In physics, among the most studied physical systems in classical mechanics are monogenic systems. A monogenic system has excellent mathematical characteristics and is very well suited for mathematical analysis. It is considered a logical starting point for any serious physics endeavour.

In a physical system, if all forces, with the exception of the constraint forces, are derivable from the generalized scalar potential, and this generalized scalar potential is a function of generalized coordinates, generalized velocities, or time, then, this system is a monogenic system.

Expressed using equations, the exact relationship between generalized force $\mathcal{F}_i\,\!$ and generalized potential $\mathcal{V}(q_1,\ q_2,\ \dots,\ q_N,\ \dot{q}_1,\ \dot{q}_2,\ \dots,\ \dot{q}_N,\ t)\,\!$ is as follows:

$\mathcal{F}_i= - \frac{\partial \mathcal{V}}{\partial q_i}+\frac{d}{dt}\left(\frac{\partial \mathcal{V}}{\partial \dot{q_i}}\right);\,$

where $q_i\,\!$ is generalized coordinate, $\dot{q_i} \,$ is generalized velocity, and $t\,\!$ is time.

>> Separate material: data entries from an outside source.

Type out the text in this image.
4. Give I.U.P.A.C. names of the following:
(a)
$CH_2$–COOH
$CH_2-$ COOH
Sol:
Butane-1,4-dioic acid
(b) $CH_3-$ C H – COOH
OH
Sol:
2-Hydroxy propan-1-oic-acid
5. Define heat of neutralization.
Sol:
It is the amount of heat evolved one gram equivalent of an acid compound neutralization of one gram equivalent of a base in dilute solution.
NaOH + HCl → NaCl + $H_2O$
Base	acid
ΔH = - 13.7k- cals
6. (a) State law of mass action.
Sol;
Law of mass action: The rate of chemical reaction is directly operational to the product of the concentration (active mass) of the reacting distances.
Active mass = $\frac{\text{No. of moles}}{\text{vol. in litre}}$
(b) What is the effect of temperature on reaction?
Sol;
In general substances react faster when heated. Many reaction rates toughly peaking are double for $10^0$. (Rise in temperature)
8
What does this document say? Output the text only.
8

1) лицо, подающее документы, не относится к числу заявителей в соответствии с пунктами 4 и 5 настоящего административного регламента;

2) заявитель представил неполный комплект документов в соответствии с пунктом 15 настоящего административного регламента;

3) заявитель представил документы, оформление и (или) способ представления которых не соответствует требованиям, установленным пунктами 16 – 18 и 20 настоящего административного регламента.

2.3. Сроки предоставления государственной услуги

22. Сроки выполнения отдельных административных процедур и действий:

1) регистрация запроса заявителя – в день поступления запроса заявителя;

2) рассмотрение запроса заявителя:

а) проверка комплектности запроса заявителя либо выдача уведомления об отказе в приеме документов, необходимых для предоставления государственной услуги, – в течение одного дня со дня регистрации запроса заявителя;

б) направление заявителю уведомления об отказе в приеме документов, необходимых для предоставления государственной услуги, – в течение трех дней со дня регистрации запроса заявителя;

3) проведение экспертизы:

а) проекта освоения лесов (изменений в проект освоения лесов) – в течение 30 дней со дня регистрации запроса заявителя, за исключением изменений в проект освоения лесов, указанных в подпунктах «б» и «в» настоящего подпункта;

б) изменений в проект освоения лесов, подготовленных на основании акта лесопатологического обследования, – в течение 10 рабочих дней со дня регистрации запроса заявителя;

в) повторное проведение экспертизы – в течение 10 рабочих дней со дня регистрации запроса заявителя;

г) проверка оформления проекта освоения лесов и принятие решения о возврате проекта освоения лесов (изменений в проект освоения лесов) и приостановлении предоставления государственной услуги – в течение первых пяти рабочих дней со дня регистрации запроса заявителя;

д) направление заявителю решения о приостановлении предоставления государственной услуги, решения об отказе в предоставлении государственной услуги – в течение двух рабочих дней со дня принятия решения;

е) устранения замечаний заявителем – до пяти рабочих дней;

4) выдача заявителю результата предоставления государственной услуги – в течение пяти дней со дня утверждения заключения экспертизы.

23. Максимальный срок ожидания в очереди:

If the generalized potential in a monogenic system depends only on generalized coordinates, and not on generalized velocities and time, then, this system is a conservative system.The relationship between generalized force and generalized potential is as follows:

$\mathcal{F}_i= - \frac{\partial \mathcal{V}}{\partial q_i}\,$

Lagrangian mechanics often involves monogenic systems. If a physical system is both a holonomic system and a monogenic system, then it is possible to derive Lagrange's equations from d'Alembert's principle; it is also possible to derive Lagrange's equations from Hamilton's principle.[1]